Вечером он собирался в театр, а она спросила:
— Что ты собираешься делать?
— Я же тебе говорил: иду к Станиславскому договариваться о читке пьесы.
— Ах, пьеса... Я не об этом.
— О чём же ещё? Других дел у меня нет.
— Я думаю...
Он знал, о чём она думает, но говорить об этом не следовало.
— Не надо сейчас думать. Вот пройдёт читка, поговорю с режиссёрами, с актёрами...
— Я думаю, что сегодня очень плохая погода для твоих лёгких.
— Погода знакомая — ялтинская.
Шла «Чайка». В Каретном ряду у театра с обеих сторон вереницы пролёток. Яркая пыль мороси вокруг газовых фонарей. У входа и у касс, в голубой полосе света движущаяся, шумящая, суетящаяся толпа. Просят билеты, предлагают букеты, разыскивают знакомых, кричат: «Сегодня в театре будет Горький! Ура!.. И Чехов!..», «Господа, не верьте: Чехов в Ялте!..»
Сосредоточившись, не глядя по сторонам, пробирался он через толпу, но ему перегородило путь женское меховое манто. Он поднял взгляд и увидел счастливую улыбку Елены Михайловны Юст.
— О-о! Cher maitre! Какое счастье! Как вы? Надолго в Москву?
— Вы в театр? Пойдёмте со мной.
— Вы знаете, что с вами я готова на край света и даже в Австралию, а сейчас — увы. Приходила за билетами для знакомых. Они специально приехали из-за границы. А вы знаете, я недавно познакомилась с Лидией Стахиевной. Мы так много говорили о вас.

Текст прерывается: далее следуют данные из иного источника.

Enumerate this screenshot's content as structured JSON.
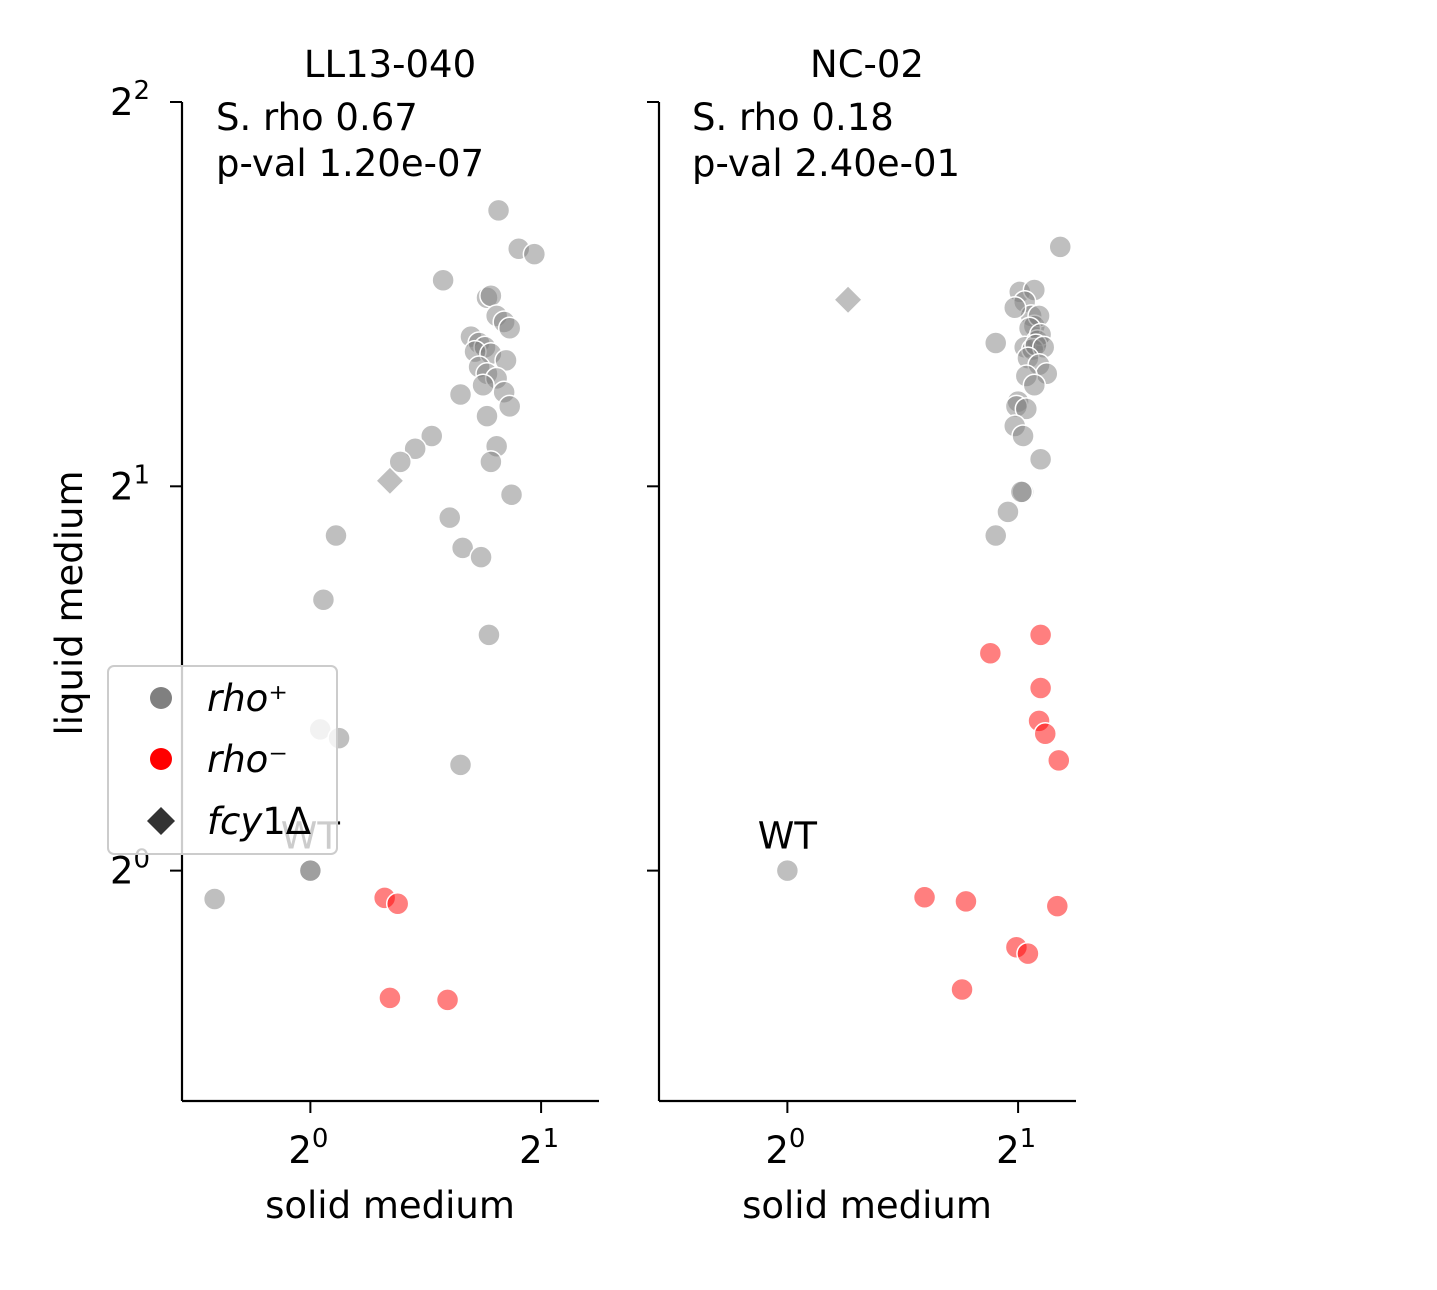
{
  "chart_data": {
    "type": "scatter",
    "ylabel": "liquid medium",
    "xscale": "log2",
    "yscale": "log2",
    "legend": {
      "placement": "center-left",
      "entries": [
        {
          "marker": "circle",
          "color": "#808080",
          "label_italic": "rho",
          "label_suffix": "⁺"
        },
        {
          "marker": "circle",
          "color": "#ff0000",
          "label_italic": "rho",
          "label_suffix": "⁻"
        },
        {
          "marker": "diamond",
          "color": "#333333",
          "label_italic": "fcy",
          "label_suffix": "1Δ"
        }
      ]
    },
    "colors": {
      "rho_plus": "#808080",
      "rho_minus": "#ff0000",
      "fcy1": "#808080"
    },
    "panels": [
      {
        "title": "LL13-040",
        "xlabel": "solid medium",
        "xlim": [
          0.68,
          2.38
        ],
        "ylim": [
          0.66,
          4.0
        ],
        "xticks": [
          {
            "value": 1,
            "base": "2",
            "exp": "0"
          },
          {
            "value": 2,
            "base": "2",
            "exp": "1"
          }
        ],
        "yticks": [
          {
            "value": 1,
            "base": "2",
            "exp": "0"
          },
          {
            "value": 2,
            "base": "2",
            "exp": "1"
          },
          {
            "value": 4,
            "base": "2",
            "exp": "2"
          }
        ],
        "annotation": [
          "S. rho 0.67",
          "p-val 1.20e-07"
        ],
        "wt_label": "WT",
        "wt_point": {
          "x": 1.0,
          "y": 1.0
        },
        "rho_plus": [
          [
            1.76,
            3.29
          ],
          [
            1.87,
            3.07
          ],
          [
            1.96,
            3.04
          ],
          [
            1.49,
            2.9
          ],
          [
            1.7,
            2.81
          ],
          [
            1.72,
            2.82
          ],
          [
            1.75,
            2.72
          ],
          [
            1.79,
            2.69
          ],
          [
            1.82,
            2.66
          ],
          [
            1.62,
            2.62
          ],
          [
            1.66,
            2.59
          ],
          [
            1.69,
            2.57
          ],
          [
            1.64,
            2.55
          ],
          [
            1.72,
            2.54
          ],
          [
            1.8,
            2.51
          ],
          [
            1.66,
            2.48
          ],
          [
            1.7,
            2.45
          ],
          [
            1.75,
            2.43
          ],
          [
            1.68,
            2.4
          ],
          [
            1.79,
            2.37
          ],
          [
            1.57,
            2.36
          ],
          [
            1.82,
            2.31
          ],
          [
            1.7,
            2.27
          ],
          [
            1.44,
            2.19
          ],
          [
            1.37,
            2.14
          ],
          [
            1.31,
            2.09
          ],
          [
            1.75,
            2.15
          ],
          [
            1.72,
            2.09
          ],
          [
            1.83,
            1.97
          ],
          [
            1.52,
            1.89
          ],
          [
            1.58,
            1.79
          ],
          [
            1.67,
            1.76
          ],
          [
            1.08,
            1.83
          ],
          [
            1.04,
            1.63
          ],
          [
            1.71,
            1.53
          ],
          [
            1.03,
            1.29
          ],
          [
            1.09,
            1.27
          ],
          [
            1.57,
            1.21
          ],
          [
            1.0,
            1.0
          ],
          [
            0.75,
            0.95
          ]
        ],
        "rho_minus": [
          [
            1.25,
            0.952
          ],
          [
            1.3,
            0.942
          ],
          [
            1.27,
            0.795
          ],
          [
            1.51,
            0.792
          ]
        ],
        "fcy1": [
          [
            1.27,
            2.02
          ]
        ]
      },
      {
        "title": "NC-02",
        "xlabel": "solid medium",
        "xlim": [
          0.68,
          2.38
        ],
        "ylim": [
          0.66,
          4.0
        ],
        "xticks": [
          {
            "value": 1,
            "base": "2",
            "exp": "0"
          },
          {
            "value": 2,
            "base": "2",
            "exp": "1"
          }
        ],
        "yticks": [
          {
            "value": 1,
            "base": "2",
            "exp": "0"
          },
          {
            "value": 2,
            "base": "2",
            "exp": "1"
          },
          {
            "value": 4,
            "base": "2",
            "exp": "2"
          }
        ],
        "annotation": [
          "S. rho 0.18",
          "p-val 2.40e-01"
        ],
        "wt_label": "WT",
        "wt_point": {
          "x": 1.0,
          "y": 1.0
        },
        "rho_plus": [
          [
            2.27,
            3.08
          ],
          [
            2.01,
            2.84
          ],
          [
            2.1,
            2.85
          ],
          [
            2.04,
            2.79
          ],
          [
            2.08,
            2.72
          ],
          [
            1.98,
            2.76
          ],
          [
            2.1,
            2.67
          ],
          [
            2.13,
            2.72
          ],
          [
            2.07,
            2.66
          ],
          [
            2.12,
            2.6
          ],
          [
            2.14,
            2.63
          ],
          [
            2.04,
            2.57
          ],
          [
            2.09,
            2.56
          ],
          [
            2.11,
            2.58
          ],
          [
            1.87,
            2.59
          ],
          [
            2.16,
            2.57
          ],
          [
            2.06,
            2.52
          ],
          [
            2.13,
            2.49
          ],
          [
            2.18,
            2.45
          ],
          [
            2.05,
            2.44
          ],
          [
            2.1,
            2.4
          ],
          [
            2.0,
            2.33
          ],
          [
            1.99,
            2.31
          ],
          [
            2.05,
            2.3
          ],
          [
            1.98,
            2.23
          ],
          [
            2.03,
            2.19
          ],
          [
            2.14,
            2.1
          ],
          [
            2.03,
            1.98
          ],
          [
            2.02,
            1.98
          ],
          [
            1.94,
            1.91
          ],
          [
            1.87,
            1.83
          ]
        ],
        "rho_minus": [
          [
            2.14,
            1.53
          ],
          [
            1.84,
            1.48
          ],
          [
            2.14,
            1.39
          ],
          [
            2.13,
            1.31
          ],
          [
            2.17,
            1.28
          ],
          [
            2.26,
            1.22
          ],
          [
            1.51,
            0.953
          ],
          [
            1.71,
            0.946
          ],
          [
            2.25,
            0.938
          ],
          [
            1.99,
            0.871
          ],
          [
            2.06,
            0.861
          ],
          [
            1.69,
            0.807
          ]
        ],
        "fcy1": [
          [
            1.2,
            2.8
          ]
        ]
      }
    ]
  }
}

— Представляю, что вы говорили. То-то у меня был страшный приступ икоты, и пришлось приглашать врача.
— О вас только хорошее.
— Как о мёртвом? Покорно благодарю.
— Когда мы встретимся?
— Увы: уезжаю в Ялту.
Следовало её остановить, сказать что-то хорошее, важное, но он не знал, что они не встретятся больше никогда.
В театре в директорской ложе сидел Горький в тесном костюме, похожий на провинциального актёра. Конечно, последовали лобызания и восклицания:
— Этот замечательный театр — ваш театр, Антон Павлович! Который уже раз смотрю эту «Чайку» и каждый раз плачу, грешный человек. Не работать для такого театра — преступление. И я тоже осмелился: пишу пьесу.
— Напишете — покажите. Я — стреляный воробей: подскажу что-нибудь. О чём пишете?
— Как-то даже и не знаю, как объяснить. О людях. Но о разных. Хочу научиться обижать людей.
— Зачем же обижать?
— Чтобы не прятались от жизни, от борьбы. А то иные боятся, что в борьбе погибнет культура, исчезнет совершенный человек. Теперь и не нужен совершенный человек. Ныне нужен боец, рабочий, мститель... Вот в «Песне о Соколе» я...
— Извините, Алексей Максимович, я должен идти к начальству, к Станиславскому.
Он прошёл за кулисы во время первого действия, когда шёл эпизод после пьесы Треплева. Здесь в ожидании своего выхода стоял Мейерхольд — Треплев. Увидев Чехова, просиял, потянулся к нему, спросил о здоровье, о новой пьесе, о роли для себя.
— Для вас обязательно, Всеволод. Большая роль. Влюблённый офицер, немец, в очках, и любит философствовать. На днях буду читать.
— Вы знаете, что наша «Снегурочка» провалилась?
— Да. Я предупреждал Станиславского, что эта пьеса не для вашего театра. Да и время не то. Один писатель сказал мне, что сейчас надо обижать людей.
— Людей сейчас обижают достаточно, но если ещё и искусство будет обижать людей, то... то это не искусство. А в «Снегурочке» хорошо показался наш новый актёр Качалов[75]. Прекрасно читал Берендея.
Под сценой уже изобразили вой собаки, сказал свою реплику учитель: «А сколько жалованья получает синодальный певчий?», и за кулисы вышли и Станиславский, и Ольга, и Лилина, и все остальные, кроме Вишневского — Дорна, который хорошо говорил свой текст: «Не знаю, быть может, я ничего не понимаю или сошёл с ума, но пьеса мне понравилась...»
Станиславский раскрыл объятия Чехову, сделал приглашающий жест. Мейерхольд собрался, печаль, боль уязвлённого самолюбия, досада на преследующую его Машу тенью легли на лицо. Быстро вышел на сцену, сказал: «Уже нет никого». Его выразительный голос хотелось слушать и слушать, но Станиславский ждал.